Production ML systems: Questions to ask

This lesson focuses on the questions you should ask about your data and model in production systems.

Is each feature helpful?

You should continuously monitor your model to remove features that contribute little or nothing to the model's predictive ability. If the input data for that feature abruptly changes, your model's behavior might also abruptly change in undesirable ways.

Also consider the following related question:

  • Does the usefulness of the feature justify the cost of including it?

It is always tempting to add more features to the model. For example, suppose you find a new feature whose addition makes your model's predictions slightly better. Slightly better predictions certainly seem better than slightly worse predictions; however, the extra feature adds to your maintenance burden.

Is your data source reliable?

Some questions to ask about the reliability of your input data:

  • Is the signal always going to be available or is it coming from an unreliable source? For example:
    • Is the signal coming from a server that crashes under heavy load?
    • Is the signal coming from humans that go on vacation every August?
  • Does the system that computes your model's input data ever change? If so:
    • How often?
    • How will you know when that system changes?

Consider creating your own copy of the data you receive from the upstream process. Then, only advance to the next version of the upstream data when you are certain that it is safe to do so.

Is your model part of a feedback loop?

Sometimes a model can affect its own training data. For example, the results from some models, in turn, become (directly or indirectly) input features to that same model.

Sometimes a model can affect another model.

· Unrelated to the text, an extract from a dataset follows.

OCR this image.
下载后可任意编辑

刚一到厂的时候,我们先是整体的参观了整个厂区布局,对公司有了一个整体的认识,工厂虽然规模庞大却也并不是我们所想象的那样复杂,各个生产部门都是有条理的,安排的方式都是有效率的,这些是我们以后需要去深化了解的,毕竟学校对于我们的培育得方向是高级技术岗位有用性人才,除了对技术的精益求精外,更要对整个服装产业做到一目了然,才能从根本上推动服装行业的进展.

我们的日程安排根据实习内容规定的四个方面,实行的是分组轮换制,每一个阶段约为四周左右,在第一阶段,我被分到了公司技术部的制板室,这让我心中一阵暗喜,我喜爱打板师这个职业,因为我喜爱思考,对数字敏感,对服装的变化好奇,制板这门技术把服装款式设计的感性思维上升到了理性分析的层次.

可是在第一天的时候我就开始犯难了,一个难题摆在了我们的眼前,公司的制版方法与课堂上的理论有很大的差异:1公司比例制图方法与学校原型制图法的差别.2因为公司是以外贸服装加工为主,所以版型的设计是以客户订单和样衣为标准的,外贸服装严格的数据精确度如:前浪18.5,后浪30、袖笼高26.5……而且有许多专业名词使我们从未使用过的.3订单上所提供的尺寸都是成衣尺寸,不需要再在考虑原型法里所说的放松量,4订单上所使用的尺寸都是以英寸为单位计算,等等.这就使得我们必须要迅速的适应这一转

For example, consider two models for predicting stock prices:

  • Model A, which is a bad predictive model.
  • Model B.

Since Model A is buggy, it mistakenly decides to buy stock in Stock X. Those purchases drive up the price of Stock X. Model B uses the price of Stock X as an input feature, so Model B can come to some false conclusions about the value of Stock X. Model B could, therefore, buy or sell shares of Stock X based on the buggy behavior of Model A. Model B's behavior, in turn, can affect Model A, possibly triggering a tulip mania or a slide in Company X's stock.

Exercise: Check your understanding

Which three of the following models are susceptible to a feedback loop?
A housing-value model that predicts house prices, using size (area in square meters), number of bedrooms, and geographic location as features.
A university-ranking model that rates schools in part by their selectivity—the percentage of students who applied that were admitted.
A face-attributes model that detects whether a person is smiling in a photo, which is regularly trained on a database of stock photography that is automatically updated monthly.
A book-recommendation model that suggests novels its users may like based on their popularity (i.e., the number of times the books have been purchased).
An election-results model that forecasts the winner of a mayoral race by surveying 2% of voters after the polls have closed.
A traffic-forecasting model that predicts congestion at highway exits near the beach, using beach crowd size as one of its features.